Television

Royal Intimate Slams Netflix For “Trying To Destroy The Family” With ‘The Crown’; Says Prince Harry “Shouldn‘t Take A Penny From Streamer”

Another royal intimate has added their voice to those criticising The Crown, ahead of the fifth season’s arrival next week on Netflix.

The Times quotes the unnamed female friend of the royal family, who attended the Queen’s private committal service at Windsor last month, as slamming the streamer’s editorial decisions, saying they are “vilifying the royal family. It is vicious. It’s as if they’re trying to destroy the royal family.”

Of Prince Harry’s current big-budget partnership with Netflix, which will see the eventual release of his fly-on-the-wall documentary and other projects, the woman told The Times that the Duke was in “the most invidious position.” 

She added: “If I had my family being vilified like that, I wouldn’t take a penny [from Netflix].”

This follows a catalogue of critics in the lead-up to the new series, which features a catalogue of unedifying events in the lives of the then Prince and Princess of Wales in the mid-1990s, as their marriage founded amid affairs on both sides, and mutual mud-slinging in the national press. It is clearly not ideal timing for these events to re-enter the public consciousness as King Charles begins to set out stall for his reign, and look ahead to next year’s Coronation.

Sir John Major, who was the UK prime minister at the time of Charles and Diana’s divorce in the mid-1990s, has publicly dismissed one of the new season’s plot points – that Charles was angling for his mother Queen Elizabeth II to abdicate in his favour – and called the show “damaging and malicious fiction” and “a barrel-load of nonsense peddled for no other reason than to provide maximum, and entirely false, dramatic impact.”

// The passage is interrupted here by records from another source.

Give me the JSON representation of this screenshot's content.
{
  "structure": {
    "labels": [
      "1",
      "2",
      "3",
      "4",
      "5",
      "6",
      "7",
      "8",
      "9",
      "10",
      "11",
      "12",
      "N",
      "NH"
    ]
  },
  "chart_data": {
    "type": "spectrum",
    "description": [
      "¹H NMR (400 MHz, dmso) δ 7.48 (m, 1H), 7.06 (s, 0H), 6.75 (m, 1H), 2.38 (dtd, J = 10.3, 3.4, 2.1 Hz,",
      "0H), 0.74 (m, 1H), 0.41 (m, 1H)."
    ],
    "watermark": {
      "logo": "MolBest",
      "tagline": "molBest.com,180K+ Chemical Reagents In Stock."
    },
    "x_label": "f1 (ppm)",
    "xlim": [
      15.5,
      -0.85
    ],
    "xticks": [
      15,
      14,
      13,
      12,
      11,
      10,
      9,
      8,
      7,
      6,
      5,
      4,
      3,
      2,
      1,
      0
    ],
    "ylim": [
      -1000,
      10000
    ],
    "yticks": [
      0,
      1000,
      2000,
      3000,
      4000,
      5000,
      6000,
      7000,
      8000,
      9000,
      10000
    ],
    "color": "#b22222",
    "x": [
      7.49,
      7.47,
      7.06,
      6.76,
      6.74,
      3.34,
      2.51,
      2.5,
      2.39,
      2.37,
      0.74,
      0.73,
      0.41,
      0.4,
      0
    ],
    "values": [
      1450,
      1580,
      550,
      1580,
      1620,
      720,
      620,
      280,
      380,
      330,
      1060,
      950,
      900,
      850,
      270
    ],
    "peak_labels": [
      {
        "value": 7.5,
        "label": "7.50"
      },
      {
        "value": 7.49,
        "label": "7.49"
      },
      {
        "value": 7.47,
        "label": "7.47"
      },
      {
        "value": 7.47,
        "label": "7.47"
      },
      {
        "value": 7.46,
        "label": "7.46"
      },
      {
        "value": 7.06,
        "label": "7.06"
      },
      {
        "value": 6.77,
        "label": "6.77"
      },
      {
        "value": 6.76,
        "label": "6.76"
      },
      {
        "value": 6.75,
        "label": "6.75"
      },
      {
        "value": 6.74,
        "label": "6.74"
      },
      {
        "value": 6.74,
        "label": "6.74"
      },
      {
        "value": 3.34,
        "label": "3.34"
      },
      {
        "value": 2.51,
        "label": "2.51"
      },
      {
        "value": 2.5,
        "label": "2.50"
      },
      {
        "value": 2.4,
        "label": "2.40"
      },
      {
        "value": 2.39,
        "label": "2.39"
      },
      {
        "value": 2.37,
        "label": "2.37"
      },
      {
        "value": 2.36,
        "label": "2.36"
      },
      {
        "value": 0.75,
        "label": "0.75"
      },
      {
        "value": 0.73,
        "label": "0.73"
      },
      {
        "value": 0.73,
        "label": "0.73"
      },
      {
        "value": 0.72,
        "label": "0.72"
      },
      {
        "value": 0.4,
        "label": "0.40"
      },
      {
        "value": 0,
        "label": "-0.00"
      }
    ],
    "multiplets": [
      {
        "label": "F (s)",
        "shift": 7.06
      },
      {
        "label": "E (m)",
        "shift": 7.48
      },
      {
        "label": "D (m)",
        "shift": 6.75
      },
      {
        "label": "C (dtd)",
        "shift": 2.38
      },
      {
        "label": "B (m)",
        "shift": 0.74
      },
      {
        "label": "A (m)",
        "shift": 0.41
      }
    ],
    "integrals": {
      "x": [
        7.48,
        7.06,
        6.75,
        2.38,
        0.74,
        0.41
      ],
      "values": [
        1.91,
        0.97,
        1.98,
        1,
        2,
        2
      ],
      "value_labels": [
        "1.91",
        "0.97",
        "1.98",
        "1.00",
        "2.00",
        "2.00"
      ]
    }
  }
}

And the UK’s grand dame of the big screen, Dame Judi Dench – who won an Oscar for her depiction of Elizabeth I in Shakespeare in Love – said last week that the series was “cruelly unjust” and “an inaccurate and hurtful account of history.”

Netflix has so far defended its depiction of events, saying: 

The Crown has always been presented as a drama based on historical events. Series five is a fictional dramatisation, imagining what could have happened behind closed doors during a significant decade for the royal family – one that has already been scrutinised and well-documented by journalists, biographers and historians.”

But it did move to add a disclaimer to the latest trailer for the show. In the YouTube description below the video for the fifth season trailer, Netflix states: “Inspired by real events, this fictional dramatisation tells the story of Queen Elizabeth II and the political and personal events that shaped her reign.”

None of the previous trailers included this disclaimer, instead going straight into a description of the season.

Coincidentally, the King has this week augmented his personal team of aides with Dr John Sorabji, a former barrister and law lecturer, engaged as assistant private secretary to “beef-up” his team.

Otherwise, as is customary for his generation of royals when faced with this kind of public scrutiny and circus (and no doubt aware of what PR pitfalls abound when they do speak out, for example Prince Andrew’s disastrous BBC Newsnight interview in which he sought to explain his friendship with Jeffrey Epstein and ended up withdrawing from public life), both Charles and Camilla have, thus far, stayed silent.